550.人魚
「うん! この子の呼ぶ声が聞こえたから」
「はぇ……」
開いた口が塞がらない、ってのはこういう時の事をいうんだろうな。
目の前にいるアリスとその仲間モンスターたち。
スケルトンのホネホネを始め、本来の姿からデフォルメされたみんなが新しい仲間のむいむい? と囲んでわいわいやっている。
「そうそう、これがドロップ」
そういって、アリスは赤い何かを差し出してきた。
それを受け取って、見つめる。
「いちご、か」
「だね」
「座敷童がドロップしたものか?」
念のために確認する。
「そっ」
「なるほど……いや、ありがとうな」
「ううん、こっちこそありがとう。むいむいと出会えたのリョータのおかげだよ」
「偶然だけどな――でもまあよかったよ」
アリスとその仲間モンスターたち。
ある意味アリス一家の仲の良さはいつも見ている。
入ったばかりのむいむいにしても、元からいるみんなにしても。
仲間がふえるのは素直にいいことだ。
「とにかくありがとう」
「リョータはこれからどうするの?」
「七階に降りる。六階は大体分かったし、俺にはちょっと難しい場所だから、そのまま降りる事にする」
「そか。一緒に行った方がいい?」
「いや大丈夫。どうしてもダメなときはまた協力を頼むよ」
「うん! わかった!」
大きく頷いたアリス。
彼女はむいむいを始め、仲間モンスターのみんなをつれて、転送部屋を使ってどこかのダンジョンに向かった。
それを見送ってから、俺も転送部屋を使ってとんだ。
まずは地下六階、そこからダンジョンの構造を把握して、最短ルートでしたの階に向かう。
途中で何体もの座敷童とエンカウントしたが、攻撃をしかけない分には罪悪感も感じずにすむし、向こうも攻撃をしてこないから、特に問題はなかった。
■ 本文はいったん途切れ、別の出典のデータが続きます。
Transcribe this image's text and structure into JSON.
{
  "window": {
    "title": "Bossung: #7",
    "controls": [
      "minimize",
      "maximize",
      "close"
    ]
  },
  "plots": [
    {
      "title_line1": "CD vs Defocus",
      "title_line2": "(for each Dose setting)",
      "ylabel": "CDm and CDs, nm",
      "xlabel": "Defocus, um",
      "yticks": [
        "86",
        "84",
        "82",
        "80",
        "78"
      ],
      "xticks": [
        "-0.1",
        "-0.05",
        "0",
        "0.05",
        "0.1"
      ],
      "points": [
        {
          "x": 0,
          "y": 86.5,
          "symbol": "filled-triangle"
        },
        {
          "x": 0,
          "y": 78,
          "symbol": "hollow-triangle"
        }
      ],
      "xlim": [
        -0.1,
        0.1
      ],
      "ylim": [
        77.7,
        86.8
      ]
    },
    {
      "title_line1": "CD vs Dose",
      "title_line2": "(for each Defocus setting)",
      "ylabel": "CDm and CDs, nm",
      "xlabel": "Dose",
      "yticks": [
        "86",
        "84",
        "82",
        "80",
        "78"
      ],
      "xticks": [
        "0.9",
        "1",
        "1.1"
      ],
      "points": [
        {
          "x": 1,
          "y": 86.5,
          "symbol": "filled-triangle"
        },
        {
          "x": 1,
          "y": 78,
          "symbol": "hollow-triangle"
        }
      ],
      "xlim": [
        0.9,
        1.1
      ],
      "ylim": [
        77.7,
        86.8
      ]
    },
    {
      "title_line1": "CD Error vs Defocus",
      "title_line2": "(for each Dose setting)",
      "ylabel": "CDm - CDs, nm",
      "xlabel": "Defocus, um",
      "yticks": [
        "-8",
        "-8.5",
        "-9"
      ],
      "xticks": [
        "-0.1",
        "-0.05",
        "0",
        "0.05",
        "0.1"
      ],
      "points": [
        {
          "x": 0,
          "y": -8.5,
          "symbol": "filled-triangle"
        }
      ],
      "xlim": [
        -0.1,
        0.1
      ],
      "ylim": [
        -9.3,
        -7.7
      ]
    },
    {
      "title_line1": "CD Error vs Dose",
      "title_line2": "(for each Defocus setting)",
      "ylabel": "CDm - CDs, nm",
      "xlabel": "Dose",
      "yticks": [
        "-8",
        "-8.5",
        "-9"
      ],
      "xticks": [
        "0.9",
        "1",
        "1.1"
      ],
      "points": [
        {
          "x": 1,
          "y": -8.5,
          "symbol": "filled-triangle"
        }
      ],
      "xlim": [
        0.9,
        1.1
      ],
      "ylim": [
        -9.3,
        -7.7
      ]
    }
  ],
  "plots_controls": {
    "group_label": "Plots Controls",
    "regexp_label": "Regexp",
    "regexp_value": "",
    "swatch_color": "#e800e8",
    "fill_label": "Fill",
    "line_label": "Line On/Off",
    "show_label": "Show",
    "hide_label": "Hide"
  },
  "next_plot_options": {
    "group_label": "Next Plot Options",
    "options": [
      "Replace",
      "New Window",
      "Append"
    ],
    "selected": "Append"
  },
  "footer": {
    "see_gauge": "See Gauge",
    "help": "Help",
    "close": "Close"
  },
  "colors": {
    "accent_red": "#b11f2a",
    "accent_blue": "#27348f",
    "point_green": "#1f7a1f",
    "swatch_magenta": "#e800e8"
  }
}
「一般開放したら、一番来たくない階層になるなあ……」
俺はそうつぶやいて、自分でも分かるくらい複雑な顔をした。
今までの状況を見る限り、冒険者が新・ニホニウムになだれ込んだ後は、この階は無抵抗の座敷童を一方的に攻撃する、って事になる。
それは絵面としては最悪だが……アルセニックと同じだし、超一流の冒険者がやってることとも同じだって考え方も出来る。
ちなみに、小学校の頃、情操教育? のために学校で――クラスで豚をかっていた。
みんなで可愛がって、情も沸いた頃に――まあ、豚は肉になった。
戻ってきた精肉をみて、ものすごく複雑な気分になった。
座敷童もモンスターである以上は――ってのは分かるけど、俺にはちょっと無理だなあ……。
なんて事をおもいながら、階段を降りて、地下七階にやってきた。
相変わらずの内臓ダンジョン、脈動する壁と天井と床。
そこに現われたのは――。
「シー○ン?」
音声入力ゲームのはしりの、あの無愛想な人の顔をした魚を思い出した。
人魚――と言われて連想する上半身人間、下半身魚の姿とは違う。
いわゆるジュゴン――とねたにされるその姿とも違う。
体は魚、顔だけが人間という感じのやつだ。
かわいげはなかった。
人間の顔に、長くてウェーブのかかった黒髪、わかめのような黒髪を生やしている。
その頭頂部には鬼のような角がちょこん、と二本はえている。
座敷童と違って、かわいげはまったく無い。
「……」
パンパンパン!
俺は無言で、通常弾を連射した。
弾は眉間、心臓、そして腹を正確に撃ち抜いた。
人魚は倒れ、ピクン、ピクンと跳ねた後、ポンと姿を消してドロップした。
「これは……梅、か」
拾い上げて、一口かじる。
見事にすっぱかった。
やっぱりすっぱいニホニウム産の梅を完食して。
「よし、次」
俺は、まったく抵抗感なく、次の人魚を探すため地下七階を徘徊しだした。